Arrogant, corrupt, secretive – the Catholic church failed to tackle evil
The Catholic church is finally losing its rearguard action
Fintan O'Toole The Observer, Sunday 21 March 2010
The cover-up of child sexual abuse by the Catholic church is not about sex and it is not about Catholicism. It is not, as Pope Benedict rightly argued in yesterday's distressingly bland pastoral letter, about priestly celibacy. It is about power.
The urge to prey on children is not confined to the supposedly celibate clergy and exists in all walks of life. We know that it can become systemic in state and voluntary, as well as in religious, institutions. We know that all kinds of organisations – from banks to political movements – can generate a culture of perverted loyalty in which otherwise decent people will collude in crimes "for the greater good".

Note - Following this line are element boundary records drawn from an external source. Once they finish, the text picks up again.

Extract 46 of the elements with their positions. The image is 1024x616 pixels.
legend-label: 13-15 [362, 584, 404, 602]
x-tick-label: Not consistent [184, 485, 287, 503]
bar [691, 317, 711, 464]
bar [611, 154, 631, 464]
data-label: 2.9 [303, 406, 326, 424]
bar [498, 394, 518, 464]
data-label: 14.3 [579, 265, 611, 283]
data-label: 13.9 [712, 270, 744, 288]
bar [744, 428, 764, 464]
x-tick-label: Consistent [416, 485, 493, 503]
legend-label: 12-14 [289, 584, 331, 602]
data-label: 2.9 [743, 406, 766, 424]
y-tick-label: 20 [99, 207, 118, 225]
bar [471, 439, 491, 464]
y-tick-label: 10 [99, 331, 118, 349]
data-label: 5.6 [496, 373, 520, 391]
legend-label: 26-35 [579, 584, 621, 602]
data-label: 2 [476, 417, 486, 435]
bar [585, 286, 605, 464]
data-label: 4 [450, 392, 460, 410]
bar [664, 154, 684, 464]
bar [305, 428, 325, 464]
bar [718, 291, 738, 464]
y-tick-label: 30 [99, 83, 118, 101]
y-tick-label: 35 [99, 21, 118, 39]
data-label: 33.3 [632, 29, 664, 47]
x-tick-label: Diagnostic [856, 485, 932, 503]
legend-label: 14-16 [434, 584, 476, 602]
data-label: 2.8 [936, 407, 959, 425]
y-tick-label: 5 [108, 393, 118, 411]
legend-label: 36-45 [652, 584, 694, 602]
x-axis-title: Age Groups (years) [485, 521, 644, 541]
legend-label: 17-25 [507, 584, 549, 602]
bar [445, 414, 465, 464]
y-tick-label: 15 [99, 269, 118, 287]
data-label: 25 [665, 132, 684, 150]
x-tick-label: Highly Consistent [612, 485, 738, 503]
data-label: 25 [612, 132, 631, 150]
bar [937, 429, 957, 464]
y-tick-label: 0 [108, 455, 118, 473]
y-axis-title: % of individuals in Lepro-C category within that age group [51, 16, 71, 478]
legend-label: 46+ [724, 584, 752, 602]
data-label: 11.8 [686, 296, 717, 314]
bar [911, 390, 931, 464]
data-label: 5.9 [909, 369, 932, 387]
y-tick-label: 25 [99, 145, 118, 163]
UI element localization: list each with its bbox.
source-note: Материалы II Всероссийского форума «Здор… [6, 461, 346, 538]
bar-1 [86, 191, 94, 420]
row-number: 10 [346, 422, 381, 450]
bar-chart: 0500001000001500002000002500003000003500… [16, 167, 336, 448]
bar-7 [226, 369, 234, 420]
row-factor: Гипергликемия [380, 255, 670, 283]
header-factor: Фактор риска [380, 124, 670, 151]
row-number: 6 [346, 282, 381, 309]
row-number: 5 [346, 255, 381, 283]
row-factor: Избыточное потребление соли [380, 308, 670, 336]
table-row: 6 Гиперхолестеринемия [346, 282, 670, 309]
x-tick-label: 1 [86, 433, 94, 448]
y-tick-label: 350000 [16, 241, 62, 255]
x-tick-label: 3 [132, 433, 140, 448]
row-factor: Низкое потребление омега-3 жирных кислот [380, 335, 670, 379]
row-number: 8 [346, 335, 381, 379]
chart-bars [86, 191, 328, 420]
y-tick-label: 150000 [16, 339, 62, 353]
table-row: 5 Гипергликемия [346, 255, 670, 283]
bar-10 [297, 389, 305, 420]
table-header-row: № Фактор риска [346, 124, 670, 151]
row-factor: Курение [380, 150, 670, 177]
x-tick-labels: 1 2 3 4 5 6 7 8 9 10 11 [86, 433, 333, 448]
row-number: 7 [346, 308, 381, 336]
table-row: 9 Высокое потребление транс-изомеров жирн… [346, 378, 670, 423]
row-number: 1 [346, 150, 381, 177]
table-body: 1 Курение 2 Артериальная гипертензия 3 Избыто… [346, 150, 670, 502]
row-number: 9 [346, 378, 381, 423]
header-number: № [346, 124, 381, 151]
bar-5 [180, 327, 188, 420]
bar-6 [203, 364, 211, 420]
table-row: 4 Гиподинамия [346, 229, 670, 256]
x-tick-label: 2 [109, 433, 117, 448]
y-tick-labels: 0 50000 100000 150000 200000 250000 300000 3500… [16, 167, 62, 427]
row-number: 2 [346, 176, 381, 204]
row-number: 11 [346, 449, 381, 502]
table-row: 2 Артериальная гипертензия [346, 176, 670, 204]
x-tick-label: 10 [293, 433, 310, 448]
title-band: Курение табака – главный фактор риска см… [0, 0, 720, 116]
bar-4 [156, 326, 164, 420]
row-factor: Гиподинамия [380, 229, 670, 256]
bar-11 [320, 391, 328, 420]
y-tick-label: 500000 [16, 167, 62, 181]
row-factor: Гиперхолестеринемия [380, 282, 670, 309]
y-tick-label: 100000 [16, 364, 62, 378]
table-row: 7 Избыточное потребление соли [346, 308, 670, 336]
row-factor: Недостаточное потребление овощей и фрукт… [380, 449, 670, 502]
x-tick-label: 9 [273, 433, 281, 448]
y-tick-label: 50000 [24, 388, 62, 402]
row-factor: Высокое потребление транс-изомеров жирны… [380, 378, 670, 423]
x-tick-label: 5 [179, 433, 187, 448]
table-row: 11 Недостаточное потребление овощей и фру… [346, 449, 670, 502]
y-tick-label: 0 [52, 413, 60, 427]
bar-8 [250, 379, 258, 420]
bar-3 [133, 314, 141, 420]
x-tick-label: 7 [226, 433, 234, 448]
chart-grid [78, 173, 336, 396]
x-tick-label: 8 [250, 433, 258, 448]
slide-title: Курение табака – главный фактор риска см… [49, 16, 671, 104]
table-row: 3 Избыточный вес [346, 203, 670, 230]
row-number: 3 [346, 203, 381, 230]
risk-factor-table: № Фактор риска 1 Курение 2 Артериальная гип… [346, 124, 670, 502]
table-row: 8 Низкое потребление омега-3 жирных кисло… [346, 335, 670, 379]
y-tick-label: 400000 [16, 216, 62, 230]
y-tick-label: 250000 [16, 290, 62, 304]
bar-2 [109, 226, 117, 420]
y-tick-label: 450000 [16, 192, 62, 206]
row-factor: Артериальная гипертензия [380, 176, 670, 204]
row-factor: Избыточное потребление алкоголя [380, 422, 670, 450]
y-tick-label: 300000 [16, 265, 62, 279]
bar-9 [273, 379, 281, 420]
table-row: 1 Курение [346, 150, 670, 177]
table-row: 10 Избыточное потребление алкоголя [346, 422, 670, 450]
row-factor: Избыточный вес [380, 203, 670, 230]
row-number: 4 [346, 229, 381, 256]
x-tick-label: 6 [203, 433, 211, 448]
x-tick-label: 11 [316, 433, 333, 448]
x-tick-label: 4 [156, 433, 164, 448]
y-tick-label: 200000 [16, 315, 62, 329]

In none of these respects is the Catholic church unique. What makes it different – and what gives this crisis its depth – is the church's power. It had the authority, indeed the majesty, to compel victims and their families to collude in their own abuse and to keep hideous crimes secret for decades. It is that system of authority that is at the heart of the corruption. And that is why Benedict's pastoral letter, for all its expressions of "shame and remorse", is unable to deal with the central issue. The only adequate response to the crisis is a fundamental questioning of the closed, hierarchical power system of which the pope himself is the apex and the embodiment.